Steering away from all that, I have noticed an increase in my pain levels.  My lower back, my legs, ankles, feet.  Most of the time now they hurt.  Especially at night and early morning.  I brought this up to my therapist and I will bring it up to my psychiatrist when I see him, but the therapist wants me to go see my family doc about it.  To get another set of eyeballs on me to see if it is caused by the depression or by something else.  I kind of hope it is just depression, not sure I could handle some other medical mystery right now.

I received a little feedback about my last post and the way men are perceived.  I guess I should go into that a little more.  As a man, society and history have told me I have to be the breadwinner, the solid-as-a-rock figure, the one who does not let things get to him.  I should put on a smile and grin through the pain.  Pain, after all, is just weakness leaving the body.  And we can't have weakness.  Stereotypically men are strong, stoic beasts with a lack of emotion.  When a man goes against that stereotype, when he is vulnerable and fragile, he is just weak.  A wuss.  A pansy.  A broken down shell of a man.  A man can not be that way.  Women have a lot of the same stereotypes put on them.  The woman can be emotional, and is often portrayed that way, but they too are seen as inferior if they crack under the pressure.  They are drama-queens or just seeking attention.  They've got baggage or issues.

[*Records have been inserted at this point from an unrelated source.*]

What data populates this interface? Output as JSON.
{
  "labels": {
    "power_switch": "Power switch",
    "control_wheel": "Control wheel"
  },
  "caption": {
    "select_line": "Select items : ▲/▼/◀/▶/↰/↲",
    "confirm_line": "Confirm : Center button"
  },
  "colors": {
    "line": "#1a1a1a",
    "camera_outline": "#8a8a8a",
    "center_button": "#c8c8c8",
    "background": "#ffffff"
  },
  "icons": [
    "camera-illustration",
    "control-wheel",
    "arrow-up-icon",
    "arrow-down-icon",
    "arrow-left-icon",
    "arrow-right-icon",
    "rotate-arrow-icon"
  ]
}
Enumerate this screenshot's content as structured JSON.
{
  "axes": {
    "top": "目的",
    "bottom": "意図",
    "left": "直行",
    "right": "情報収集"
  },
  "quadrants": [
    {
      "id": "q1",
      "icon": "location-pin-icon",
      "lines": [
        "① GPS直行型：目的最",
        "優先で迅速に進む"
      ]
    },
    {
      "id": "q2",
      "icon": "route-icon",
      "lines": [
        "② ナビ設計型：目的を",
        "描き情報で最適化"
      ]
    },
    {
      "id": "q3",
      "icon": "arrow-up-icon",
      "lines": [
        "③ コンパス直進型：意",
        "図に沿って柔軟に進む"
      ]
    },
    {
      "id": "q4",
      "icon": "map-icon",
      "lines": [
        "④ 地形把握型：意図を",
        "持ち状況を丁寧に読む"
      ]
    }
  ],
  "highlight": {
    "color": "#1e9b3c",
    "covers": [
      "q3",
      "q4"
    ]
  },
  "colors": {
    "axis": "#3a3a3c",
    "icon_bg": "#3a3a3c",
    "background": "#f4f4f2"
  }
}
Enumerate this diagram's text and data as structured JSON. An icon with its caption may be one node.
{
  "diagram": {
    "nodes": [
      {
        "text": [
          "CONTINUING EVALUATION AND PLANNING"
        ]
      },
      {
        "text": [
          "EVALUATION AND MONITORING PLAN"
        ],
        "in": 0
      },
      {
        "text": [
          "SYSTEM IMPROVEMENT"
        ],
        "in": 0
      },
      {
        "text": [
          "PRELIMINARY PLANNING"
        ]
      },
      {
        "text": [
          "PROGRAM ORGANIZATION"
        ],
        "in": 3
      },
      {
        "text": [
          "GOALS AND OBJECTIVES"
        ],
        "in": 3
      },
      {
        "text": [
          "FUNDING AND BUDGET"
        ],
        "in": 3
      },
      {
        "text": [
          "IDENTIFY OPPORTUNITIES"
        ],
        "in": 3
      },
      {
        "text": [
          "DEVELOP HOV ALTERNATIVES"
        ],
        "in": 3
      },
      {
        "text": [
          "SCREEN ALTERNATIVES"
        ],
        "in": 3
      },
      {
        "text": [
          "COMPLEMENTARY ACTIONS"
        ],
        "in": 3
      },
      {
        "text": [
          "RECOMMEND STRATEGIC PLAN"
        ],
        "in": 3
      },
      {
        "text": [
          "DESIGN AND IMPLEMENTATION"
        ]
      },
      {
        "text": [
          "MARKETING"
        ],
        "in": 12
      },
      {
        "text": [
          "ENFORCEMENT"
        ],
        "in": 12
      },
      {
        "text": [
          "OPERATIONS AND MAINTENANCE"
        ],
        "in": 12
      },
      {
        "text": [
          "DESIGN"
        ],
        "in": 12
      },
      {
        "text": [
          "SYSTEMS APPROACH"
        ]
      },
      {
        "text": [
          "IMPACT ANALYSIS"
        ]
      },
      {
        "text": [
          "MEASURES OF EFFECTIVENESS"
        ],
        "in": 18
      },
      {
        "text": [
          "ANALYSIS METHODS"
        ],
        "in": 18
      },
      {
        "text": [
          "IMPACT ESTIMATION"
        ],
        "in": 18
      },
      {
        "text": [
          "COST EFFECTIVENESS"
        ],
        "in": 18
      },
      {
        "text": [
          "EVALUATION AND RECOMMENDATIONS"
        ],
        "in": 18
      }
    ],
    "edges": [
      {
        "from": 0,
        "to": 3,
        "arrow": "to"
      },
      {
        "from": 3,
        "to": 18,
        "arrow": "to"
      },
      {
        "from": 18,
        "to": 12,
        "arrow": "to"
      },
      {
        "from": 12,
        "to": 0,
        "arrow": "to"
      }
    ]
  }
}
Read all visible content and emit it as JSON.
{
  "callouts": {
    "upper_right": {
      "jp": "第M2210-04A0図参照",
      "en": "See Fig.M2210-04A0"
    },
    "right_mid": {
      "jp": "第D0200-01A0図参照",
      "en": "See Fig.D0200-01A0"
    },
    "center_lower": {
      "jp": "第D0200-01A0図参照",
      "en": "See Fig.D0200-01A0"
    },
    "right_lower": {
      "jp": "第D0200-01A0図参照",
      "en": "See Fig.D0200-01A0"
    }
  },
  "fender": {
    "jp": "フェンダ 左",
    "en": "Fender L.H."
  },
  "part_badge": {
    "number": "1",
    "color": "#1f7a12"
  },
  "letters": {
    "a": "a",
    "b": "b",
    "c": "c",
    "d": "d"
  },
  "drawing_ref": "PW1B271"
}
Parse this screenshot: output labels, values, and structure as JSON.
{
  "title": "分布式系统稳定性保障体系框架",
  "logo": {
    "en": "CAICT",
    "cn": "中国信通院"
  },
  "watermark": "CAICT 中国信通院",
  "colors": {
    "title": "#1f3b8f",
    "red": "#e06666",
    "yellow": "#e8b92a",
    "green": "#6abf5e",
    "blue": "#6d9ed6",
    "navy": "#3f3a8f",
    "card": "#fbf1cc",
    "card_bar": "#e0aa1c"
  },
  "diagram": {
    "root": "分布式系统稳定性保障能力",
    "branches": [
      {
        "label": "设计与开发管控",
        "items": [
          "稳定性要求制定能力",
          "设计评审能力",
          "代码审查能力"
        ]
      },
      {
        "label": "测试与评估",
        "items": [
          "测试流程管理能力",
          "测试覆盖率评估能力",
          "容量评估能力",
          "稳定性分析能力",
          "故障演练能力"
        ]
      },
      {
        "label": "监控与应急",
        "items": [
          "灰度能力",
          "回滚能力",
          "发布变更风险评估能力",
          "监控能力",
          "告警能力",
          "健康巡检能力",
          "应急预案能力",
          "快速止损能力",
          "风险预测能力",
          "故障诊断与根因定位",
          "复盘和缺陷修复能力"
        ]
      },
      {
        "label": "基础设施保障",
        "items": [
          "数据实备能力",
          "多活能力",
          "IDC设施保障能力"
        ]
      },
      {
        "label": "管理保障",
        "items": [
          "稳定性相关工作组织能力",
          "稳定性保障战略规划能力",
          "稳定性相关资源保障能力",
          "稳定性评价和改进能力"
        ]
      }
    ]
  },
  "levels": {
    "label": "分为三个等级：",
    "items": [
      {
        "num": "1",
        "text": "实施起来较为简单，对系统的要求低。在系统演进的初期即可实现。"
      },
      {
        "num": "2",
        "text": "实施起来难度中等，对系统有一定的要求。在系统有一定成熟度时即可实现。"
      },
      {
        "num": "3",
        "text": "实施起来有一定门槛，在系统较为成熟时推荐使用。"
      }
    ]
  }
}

I've got baggage.  I've got issues.  I've got baggage stacked up on a sky cap's cart dating back to childhood.  I'm pretty sure my first bag came along with my diaper bag.  My issues fill up a magazine rack like a lifetime collection of National Geographic.  I can't let my baggage keep me from getting to where I need to go.  That much checked luggage would cost a fortune.  I need to downsize.  Get rid of some baggage and board the plane with a carry-on.  I need to get a digital subscription of my issues and get rid of the racks of magazines that tell the stories of my downfalls and fall downs.  I don't know how to do it, but I have to.  If I don't the racks will overfill and topple over me or the baggage cart will tip over and crush me under it's weight.  So I have to go through my things and pack light.  Clean out the cobwebs in the closet of my mind.   Now if I could just get motivated to find my duster and hard-sided carry-on bag.




1 comment:

  1. Hey. I just wanted to say that I'm right there with you. You're not alone; we're not alone. I found your blog a few weeks ago after you posted Man Up. It has strongly resonated with me. My unspoken unspeakable insides finally put into words exactly. I hope you feel better. Know that these words you write have meant a great deal to someone. You mean a great deal to someone. We will not stop fighting; we are bent not broken.